Wellicht is het lange tijd niet als zodanig beschouwd en gewaardeerd. Zeker niet door de buitenwacht, die fotografen maar slome duikelaars vond. Gemakzuchtige gasten die eenvoudig de buitenwereld reproduceerden. Ook veel fotografen zagen zichzelf als doorgeefluik van oorlogsgeweld, armoede, bekvechtende politici en falende voetballers. Wat viel aan dat soort drama nog toe te voegen?

Maar die tijd is voorbij.

Kunstfotografen hadden dat bewustzijn natuurlijk al langere tijd. Dat ze een artistieke prestatie leverden. Begrijpelijk; hun werk wordt gezien als onderdeel van de grote, lange, eerbiedwaardige kunstgeschiedenis. Daarom zijn er steeds meer gespecialiseerde fotomusea, die hun werk kopen en tonen. 175 jaar fotografie wordt tegenwoordig nadrukkelijk als volwaardig onderdeel van 30 eeuwen kunstproductie beschouwd. Uniek en niet zomaar te kopiëren.
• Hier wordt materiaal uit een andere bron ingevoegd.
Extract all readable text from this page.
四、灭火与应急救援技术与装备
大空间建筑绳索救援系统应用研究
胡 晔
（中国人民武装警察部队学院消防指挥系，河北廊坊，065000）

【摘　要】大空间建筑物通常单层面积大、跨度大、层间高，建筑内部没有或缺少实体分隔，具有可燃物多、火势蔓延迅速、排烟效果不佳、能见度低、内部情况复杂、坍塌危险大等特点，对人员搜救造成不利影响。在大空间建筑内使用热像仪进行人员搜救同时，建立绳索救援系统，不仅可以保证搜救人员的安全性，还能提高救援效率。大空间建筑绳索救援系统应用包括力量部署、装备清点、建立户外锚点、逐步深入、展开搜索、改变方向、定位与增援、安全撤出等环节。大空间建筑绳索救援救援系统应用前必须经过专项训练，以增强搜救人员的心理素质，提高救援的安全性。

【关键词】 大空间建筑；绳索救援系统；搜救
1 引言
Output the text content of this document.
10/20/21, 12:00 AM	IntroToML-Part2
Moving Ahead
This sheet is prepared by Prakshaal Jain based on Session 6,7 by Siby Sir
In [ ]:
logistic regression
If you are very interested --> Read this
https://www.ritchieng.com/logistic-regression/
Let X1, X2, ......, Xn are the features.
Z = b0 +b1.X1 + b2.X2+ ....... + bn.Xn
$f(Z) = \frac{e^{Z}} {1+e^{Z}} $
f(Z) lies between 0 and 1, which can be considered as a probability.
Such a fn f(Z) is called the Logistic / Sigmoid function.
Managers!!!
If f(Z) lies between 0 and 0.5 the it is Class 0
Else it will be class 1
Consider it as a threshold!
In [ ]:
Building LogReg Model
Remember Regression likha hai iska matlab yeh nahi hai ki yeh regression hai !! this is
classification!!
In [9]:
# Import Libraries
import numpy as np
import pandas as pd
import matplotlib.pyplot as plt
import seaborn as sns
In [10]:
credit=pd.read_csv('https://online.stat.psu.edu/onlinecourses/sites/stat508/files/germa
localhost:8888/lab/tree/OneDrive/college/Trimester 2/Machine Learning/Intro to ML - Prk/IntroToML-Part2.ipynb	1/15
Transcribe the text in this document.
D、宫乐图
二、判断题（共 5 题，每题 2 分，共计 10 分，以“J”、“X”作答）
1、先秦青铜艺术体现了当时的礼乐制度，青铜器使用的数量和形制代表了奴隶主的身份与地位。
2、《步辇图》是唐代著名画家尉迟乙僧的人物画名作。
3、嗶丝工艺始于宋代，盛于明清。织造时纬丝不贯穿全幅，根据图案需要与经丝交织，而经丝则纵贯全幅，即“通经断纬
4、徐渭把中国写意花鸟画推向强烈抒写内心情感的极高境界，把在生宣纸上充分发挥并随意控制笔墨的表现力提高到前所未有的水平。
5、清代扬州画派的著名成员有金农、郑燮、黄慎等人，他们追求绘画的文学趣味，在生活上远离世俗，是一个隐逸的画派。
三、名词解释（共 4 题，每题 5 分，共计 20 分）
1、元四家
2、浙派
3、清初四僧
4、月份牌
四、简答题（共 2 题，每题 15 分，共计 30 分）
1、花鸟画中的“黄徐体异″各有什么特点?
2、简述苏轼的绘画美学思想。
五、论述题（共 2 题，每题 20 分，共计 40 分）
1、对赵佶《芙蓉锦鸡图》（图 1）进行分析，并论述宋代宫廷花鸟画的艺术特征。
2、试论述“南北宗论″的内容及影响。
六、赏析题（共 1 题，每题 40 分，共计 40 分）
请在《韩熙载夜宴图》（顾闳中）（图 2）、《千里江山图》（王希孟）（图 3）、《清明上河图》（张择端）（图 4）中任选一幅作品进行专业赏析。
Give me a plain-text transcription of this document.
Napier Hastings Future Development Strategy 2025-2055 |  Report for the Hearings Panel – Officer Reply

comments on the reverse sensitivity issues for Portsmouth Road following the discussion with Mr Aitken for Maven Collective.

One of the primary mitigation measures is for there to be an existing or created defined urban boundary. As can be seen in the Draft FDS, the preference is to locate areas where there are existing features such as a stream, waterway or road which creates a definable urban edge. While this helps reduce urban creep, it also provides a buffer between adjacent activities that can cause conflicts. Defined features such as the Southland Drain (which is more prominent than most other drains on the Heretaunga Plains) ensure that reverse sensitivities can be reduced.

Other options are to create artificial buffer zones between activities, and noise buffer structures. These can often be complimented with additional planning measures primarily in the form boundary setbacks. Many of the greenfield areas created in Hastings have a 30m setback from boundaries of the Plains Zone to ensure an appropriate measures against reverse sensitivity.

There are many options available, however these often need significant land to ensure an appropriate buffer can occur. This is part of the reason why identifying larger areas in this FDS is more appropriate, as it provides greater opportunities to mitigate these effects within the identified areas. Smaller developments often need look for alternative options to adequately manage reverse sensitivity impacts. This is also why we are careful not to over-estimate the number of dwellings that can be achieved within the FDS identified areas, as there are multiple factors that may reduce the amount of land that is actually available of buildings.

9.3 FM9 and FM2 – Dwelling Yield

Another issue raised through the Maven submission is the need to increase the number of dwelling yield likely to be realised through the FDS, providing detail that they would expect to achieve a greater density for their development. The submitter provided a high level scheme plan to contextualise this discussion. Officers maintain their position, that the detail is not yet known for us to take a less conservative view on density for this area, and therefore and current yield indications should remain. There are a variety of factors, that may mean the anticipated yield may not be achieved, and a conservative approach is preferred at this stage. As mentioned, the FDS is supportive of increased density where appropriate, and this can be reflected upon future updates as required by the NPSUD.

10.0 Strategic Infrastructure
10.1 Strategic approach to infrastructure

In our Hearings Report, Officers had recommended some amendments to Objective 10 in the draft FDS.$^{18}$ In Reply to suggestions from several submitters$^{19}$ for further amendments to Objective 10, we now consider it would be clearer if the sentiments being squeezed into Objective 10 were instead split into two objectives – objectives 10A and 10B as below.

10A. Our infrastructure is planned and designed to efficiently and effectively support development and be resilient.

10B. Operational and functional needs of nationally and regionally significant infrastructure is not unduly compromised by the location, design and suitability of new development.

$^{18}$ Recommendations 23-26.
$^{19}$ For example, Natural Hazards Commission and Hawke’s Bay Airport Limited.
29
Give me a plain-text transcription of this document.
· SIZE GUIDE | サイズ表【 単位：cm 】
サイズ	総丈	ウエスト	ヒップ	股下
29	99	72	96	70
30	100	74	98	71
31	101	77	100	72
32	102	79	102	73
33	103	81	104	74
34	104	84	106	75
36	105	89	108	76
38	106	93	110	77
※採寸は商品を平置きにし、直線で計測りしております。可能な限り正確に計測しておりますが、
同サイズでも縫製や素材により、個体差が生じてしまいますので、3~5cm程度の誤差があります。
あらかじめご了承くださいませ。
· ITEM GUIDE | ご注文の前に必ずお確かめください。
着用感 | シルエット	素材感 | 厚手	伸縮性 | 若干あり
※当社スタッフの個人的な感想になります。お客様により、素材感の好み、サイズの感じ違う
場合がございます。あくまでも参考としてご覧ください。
Maar nu hebben ook nieuwsfotografen dat idee: 'Hé, wacht even: ik ben een scheppend, creatief, eigenzinnig, conceptueel, authentiek kunstenaar. Mag zijn dat mijn werk in honderd- of duizendvoud, wat zeg ik, in een oplage van miljoenen in kranten en op internet wordt verspreid. Maar dat doet aan mijn scheppende, creatieve, eigenzinnige, doordachte, authentieke waarde niets af. Dus met je poten van afblijven!'

Parodiëren? Pas op: met fotografen valt tegenwoordig niet meer te spotten!

Wilt u belangrijke informatie delen met de Volkskrant?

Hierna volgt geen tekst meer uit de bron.